265、当兵最狠的,不是跟‘敌人’拼命,是替兄弟去死。
那一片开阔地上,月光长长的照在地上,将几支队伍的身影,拉的很长。
废弃大楼的窗口处,虽然模拟机枪还在不断喷吐着火舌。
但几乎所有队伍都知道,楼顶的那门炮口,才是真正的威胁。
那门模拟炮,每一发炮弹落在开阔地上,就是一片白色的粉尘炸开,半径覆盖十几米。被覆盖的人,要害沾染,当场淘汰。
它架在八楼顶上,射界覆盖了整个开阔地的前半段。
从化工楼墙根往前推两百米,全是它的杀伤范围。
不把那门炮打掉,任何人冲到墙根都是送死。
冲到墙根的人也出不来,被压死在楼体阴影里,进不去,退不了。
那门炮,是整栋化工楼的眼睛和牙齿。
它看着哪里,哪里就有人倒下。它咬向哪里,哪里就溅起白尘。
现在,必须有人穿过这片开阔地,穿过交叉火力,穿过狙击手的瞄准镜,钻进楼里,一层一层往上打,打到八楼顶,把那门炮炸掉。
所有人都知道这件事。
站在开阔地边缘的每一支队伍、都知道。
他们只是不知道,谁会去做这件事。
然后他们看见了。
月光下,化工楼墙根的阴影里,七个人影从侧面摸进去,一个接一个,消失在楼体入口的黑暗里。
一支残队的三个人,和另一支残队的三个人,汇合在一起。
不多不少,正好七个人。
开阔地边缘,所有人都看见了。
芦苇丛里蹲着一支队伍,六个人,全部来自陆军某部侦察连。
他们的队长姓郑,叫郑北川,上尉,三十一岁,脸上还残留着沼泽地的淤泥。
此刻,他蹲在最前面,手里握着一把模拟步枪,枪管搁在膝盖上。
他身后蹲着五个兵。
一个叫阿棍,列兵,二十二岁,是队里年纪最小的。他名字叫阿棍,人也像一根棍子,瘦,高,脖子长,脑袋小。
最重要的是,他说话的时候总是把脖子往前伸,像一只探头探脑的鹅。
一个叫老莫,中士,二十七岁,是队里的爆破手。
一个叫魏平安,下士,二十四岁。他长了一张很讨喜的脸,圆脸,圆眼睛,嘴角天然往上翘,不笑的时候也像在笑。
但此刻他脸上没有笑。他的嘴唇抿得很紧。
一个叫方大宏,上等兵,二十二岁。他是队里块头最大的,一米八五,肩宽体阔,蹲在那里像一堵矮墙。
还有一个叫宋九,中尉,二十六岁,是副队长。他和郑北川搭了三年班子,郑北川一个眼神他就知道往哪边打。
这支队伍在次生林里走了将近三个小时,出来的时候没有休息。

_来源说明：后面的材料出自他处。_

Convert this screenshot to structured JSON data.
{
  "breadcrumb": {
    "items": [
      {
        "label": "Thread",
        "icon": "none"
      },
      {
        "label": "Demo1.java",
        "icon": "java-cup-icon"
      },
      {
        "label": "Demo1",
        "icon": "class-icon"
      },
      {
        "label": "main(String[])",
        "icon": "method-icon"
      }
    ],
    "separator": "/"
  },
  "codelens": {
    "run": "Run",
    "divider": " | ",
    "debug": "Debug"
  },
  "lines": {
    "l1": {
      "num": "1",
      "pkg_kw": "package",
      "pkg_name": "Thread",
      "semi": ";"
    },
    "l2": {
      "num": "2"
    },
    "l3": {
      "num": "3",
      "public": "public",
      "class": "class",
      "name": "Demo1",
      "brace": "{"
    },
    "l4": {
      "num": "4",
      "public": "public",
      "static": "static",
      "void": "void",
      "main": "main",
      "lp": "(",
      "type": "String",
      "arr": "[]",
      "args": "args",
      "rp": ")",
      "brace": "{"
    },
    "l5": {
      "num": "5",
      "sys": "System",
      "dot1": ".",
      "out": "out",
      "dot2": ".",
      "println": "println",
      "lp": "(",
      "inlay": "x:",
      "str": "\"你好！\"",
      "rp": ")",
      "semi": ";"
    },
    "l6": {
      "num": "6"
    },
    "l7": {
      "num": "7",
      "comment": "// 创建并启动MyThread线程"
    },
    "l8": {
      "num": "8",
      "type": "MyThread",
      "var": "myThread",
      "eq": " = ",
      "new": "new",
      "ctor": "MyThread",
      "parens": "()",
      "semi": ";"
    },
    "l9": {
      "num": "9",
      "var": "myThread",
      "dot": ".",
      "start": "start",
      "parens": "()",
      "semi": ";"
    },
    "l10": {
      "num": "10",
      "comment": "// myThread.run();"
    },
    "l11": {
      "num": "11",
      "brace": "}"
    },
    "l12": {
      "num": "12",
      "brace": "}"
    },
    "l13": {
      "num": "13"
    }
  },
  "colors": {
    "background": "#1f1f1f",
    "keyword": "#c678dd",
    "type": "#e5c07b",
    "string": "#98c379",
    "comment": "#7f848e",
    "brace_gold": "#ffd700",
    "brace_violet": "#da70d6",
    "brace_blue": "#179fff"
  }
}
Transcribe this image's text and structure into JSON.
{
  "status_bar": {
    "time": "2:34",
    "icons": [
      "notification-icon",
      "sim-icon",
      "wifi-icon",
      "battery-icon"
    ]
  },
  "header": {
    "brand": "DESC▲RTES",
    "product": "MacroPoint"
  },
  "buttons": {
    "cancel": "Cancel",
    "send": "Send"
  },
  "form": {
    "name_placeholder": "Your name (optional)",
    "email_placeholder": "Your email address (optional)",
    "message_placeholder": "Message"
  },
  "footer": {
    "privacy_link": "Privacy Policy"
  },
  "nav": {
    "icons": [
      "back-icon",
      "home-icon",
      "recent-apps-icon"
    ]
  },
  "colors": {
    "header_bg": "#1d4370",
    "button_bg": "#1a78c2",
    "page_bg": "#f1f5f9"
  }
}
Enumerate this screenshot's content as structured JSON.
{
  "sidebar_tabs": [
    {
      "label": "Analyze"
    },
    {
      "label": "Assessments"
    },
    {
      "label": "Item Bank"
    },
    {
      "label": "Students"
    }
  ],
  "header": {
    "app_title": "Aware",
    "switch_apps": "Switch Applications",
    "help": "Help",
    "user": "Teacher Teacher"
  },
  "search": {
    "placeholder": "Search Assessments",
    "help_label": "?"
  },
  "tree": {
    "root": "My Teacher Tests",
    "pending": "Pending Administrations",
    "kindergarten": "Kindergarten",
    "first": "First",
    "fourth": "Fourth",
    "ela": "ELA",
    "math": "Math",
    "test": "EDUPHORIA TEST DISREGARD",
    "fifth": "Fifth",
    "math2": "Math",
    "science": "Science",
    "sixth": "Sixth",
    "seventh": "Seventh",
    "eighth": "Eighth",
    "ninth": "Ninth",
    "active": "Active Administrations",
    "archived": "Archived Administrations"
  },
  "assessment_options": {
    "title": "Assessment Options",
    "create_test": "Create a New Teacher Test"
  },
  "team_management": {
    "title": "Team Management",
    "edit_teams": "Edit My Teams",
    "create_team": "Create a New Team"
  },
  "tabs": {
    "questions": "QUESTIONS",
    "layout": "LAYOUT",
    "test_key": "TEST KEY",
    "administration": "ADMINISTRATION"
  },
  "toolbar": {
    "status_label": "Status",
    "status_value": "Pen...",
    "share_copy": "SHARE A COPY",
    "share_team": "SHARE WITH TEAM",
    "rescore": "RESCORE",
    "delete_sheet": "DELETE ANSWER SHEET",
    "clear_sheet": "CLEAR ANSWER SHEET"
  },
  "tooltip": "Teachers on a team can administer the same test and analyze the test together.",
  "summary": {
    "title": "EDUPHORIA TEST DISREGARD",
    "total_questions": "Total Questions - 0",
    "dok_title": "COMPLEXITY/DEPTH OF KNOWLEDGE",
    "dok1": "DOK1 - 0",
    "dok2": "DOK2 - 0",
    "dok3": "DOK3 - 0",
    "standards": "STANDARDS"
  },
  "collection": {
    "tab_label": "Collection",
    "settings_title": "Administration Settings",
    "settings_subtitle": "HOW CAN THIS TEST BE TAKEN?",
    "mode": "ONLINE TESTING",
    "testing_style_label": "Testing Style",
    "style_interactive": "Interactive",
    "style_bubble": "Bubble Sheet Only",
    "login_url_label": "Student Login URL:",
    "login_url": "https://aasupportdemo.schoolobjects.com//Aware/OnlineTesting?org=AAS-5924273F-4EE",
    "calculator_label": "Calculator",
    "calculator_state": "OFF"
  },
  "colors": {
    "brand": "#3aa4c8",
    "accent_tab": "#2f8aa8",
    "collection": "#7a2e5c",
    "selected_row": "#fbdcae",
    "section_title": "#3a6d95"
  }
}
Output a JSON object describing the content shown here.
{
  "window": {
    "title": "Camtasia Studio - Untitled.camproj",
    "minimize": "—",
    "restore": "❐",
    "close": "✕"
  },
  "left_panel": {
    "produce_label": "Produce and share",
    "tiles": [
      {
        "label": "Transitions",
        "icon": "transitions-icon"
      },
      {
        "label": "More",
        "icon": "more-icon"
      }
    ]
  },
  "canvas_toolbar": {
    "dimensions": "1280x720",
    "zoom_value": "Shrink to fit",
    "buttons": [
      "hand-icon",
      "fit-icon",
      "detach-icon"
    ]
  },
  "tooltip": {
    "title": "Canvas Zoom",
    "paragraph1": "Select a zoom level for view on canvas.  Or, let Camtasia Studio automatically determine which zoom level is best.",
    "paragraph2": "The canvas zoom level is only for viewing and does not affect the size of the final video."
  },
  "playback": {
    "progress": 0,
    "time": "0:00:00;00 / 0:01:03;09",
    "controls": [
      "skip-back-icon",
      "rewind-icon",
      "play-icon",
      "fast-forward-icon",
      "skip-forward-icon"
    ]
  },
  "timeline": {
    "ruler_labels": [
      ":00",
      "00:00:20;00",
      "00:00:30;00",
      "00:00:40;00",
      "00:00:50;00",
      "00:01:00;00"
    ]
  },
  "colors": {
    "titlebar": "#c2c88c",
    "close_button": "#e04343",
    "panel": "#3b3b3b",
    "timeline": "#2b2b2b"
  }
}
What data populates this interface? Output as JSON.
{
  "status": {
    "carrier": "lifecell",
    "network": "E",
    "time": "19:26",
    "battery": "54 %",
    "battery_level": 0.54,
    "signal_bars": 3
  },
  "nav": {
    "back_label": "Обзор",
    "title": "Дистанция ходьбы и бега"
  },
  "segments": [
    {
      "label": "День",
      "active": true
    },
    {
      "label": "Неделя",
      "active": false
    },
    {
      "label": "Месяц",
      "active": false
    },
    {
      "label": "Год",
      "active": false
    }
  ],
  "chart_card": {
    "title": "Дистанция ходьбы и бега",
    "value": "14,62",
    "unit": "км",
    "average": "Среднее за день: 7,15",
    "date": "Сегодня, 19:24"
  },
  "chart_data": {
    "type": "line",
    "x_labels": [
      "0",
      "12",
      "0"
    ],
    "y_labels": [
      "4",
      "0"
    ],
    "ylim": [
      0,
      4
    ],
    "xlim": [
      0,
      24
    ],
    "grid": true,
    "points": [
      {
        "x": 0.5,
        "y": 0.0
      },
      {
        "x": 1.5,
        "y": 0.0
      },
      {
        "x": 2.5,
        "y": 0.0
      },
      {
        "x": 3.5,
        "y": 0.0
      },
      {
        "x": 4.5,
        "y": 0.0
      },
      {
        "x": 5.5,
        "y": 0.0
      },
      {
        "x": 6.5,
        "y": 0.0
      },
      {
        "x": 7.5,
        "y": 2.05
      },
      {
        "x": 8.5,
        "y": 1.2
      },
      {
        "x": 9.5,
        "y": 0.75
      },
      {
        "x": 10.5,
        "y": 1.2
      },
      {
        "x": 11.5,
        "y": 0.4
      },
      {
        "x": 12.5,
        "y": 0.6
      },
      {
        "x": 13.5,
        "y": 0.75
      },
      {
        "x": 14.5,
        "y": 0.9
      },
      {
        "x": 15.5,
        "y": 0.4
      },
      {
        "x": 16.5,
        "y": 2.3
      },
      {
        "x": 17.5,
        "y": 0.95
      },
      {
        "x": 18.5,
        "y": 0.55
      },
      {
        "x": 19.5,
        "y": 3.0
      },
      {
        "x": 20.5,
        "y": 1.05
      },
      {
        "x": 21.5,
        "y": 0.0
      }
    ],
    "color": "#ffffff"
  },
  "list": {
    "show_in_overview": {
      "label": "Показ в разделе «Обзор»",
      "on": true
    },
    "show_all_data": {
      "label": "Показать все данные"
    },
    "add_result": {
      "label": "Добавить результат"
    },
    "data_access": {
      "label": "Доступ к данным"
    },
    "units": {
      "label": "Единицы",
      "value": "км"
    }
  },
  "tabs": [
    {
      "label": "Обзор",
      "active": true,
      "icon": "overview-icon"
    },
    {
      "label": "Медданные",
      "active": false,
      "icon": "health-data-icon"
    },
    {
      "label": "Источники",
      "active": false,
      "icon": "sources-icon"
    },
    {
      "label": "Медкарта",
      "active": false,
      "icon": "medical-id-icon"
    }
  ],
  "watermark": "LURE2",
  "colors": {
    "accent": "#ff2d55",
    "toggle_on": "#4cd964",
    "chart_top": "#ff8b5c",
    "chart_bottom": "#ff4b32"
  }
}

一直走到开阔地边缘的时候,正好看见那七个人钻进化工楼。
郑北川眯着眼睛,目光穿过开阔地上还未散尽的白尘,落在那七个背影消失的地方。
他放下枪管,用指关节蹭了一下鼻梁上干裂的泥壳。
“有人进去了。”
他身后的五个人同时抬头。
阿棍把脖子往前伸,下巴几乎架在老莫的肩膀上:“哪儿?”
郑北川用下巴朝化工楼的方向点了一下:“墙根。七个人。”
魏平安眯着眼睛看了一会儿:“他们进楼了?怎么过去的?”
“拿命过去的。”郑北川的声音很干,“你看见最前面那个人没有。他胸口有白印。被击中过。”
所有人都沉默了。
开阔地上的枪声还在响。重机枪的连发声,步枪的点射声,炮弹落在碎石上的溅射声,混在一起,像一锅沸腾的铁水。
在这片枪声里,郑北川的声音不大,但每个人都听清了。
“他们进去,是打那门炮的。”
他又用指关节蹭了一下鼻梁。泥壳裂开,掉下来一小块,露出下面被汗浸红的皮肤。
“七个人。打八层楼。打一门炮。”
他把枪管从膝盖上拿起来,握在手里。
“你们说,他们打得下来吗?”
没有人回答。
因为所有人都在问自己同一个问题——如果是我,我进不进?
阿棍第一个开口。他的脖子伸得更长了,喉结上下滚了一下,说话的时候声音在发抖,但不是怕。
“队长,他们七个人,够不够?”
郑北川没看他,眼睛还盯着化工楼。
“不够。”
“那他们——”
“他们知道不够。”郑北川打断他,“他们进去的时候就知道不够。但他们知道不够,他还是进去了。”
阿棍的嘴张着,没合上。
老莫把嘴里那根嚼烂的草茎吐掉,从脚边拔了一根新的,叼在嘴里,
“七个人不够。”
他把草茎从嘴里拿下来,别在耳朵上。
“加上我们六个呢?”
郑北川转过头,看了他一眼。老莫的眼睛不大,单眼皮,眼窝微微往里陷。
此刻那双眼睛正盯着化工楼,瞳孔里映着月光,映着白色粉尘,映着那栋八层楼黑色的轮廓。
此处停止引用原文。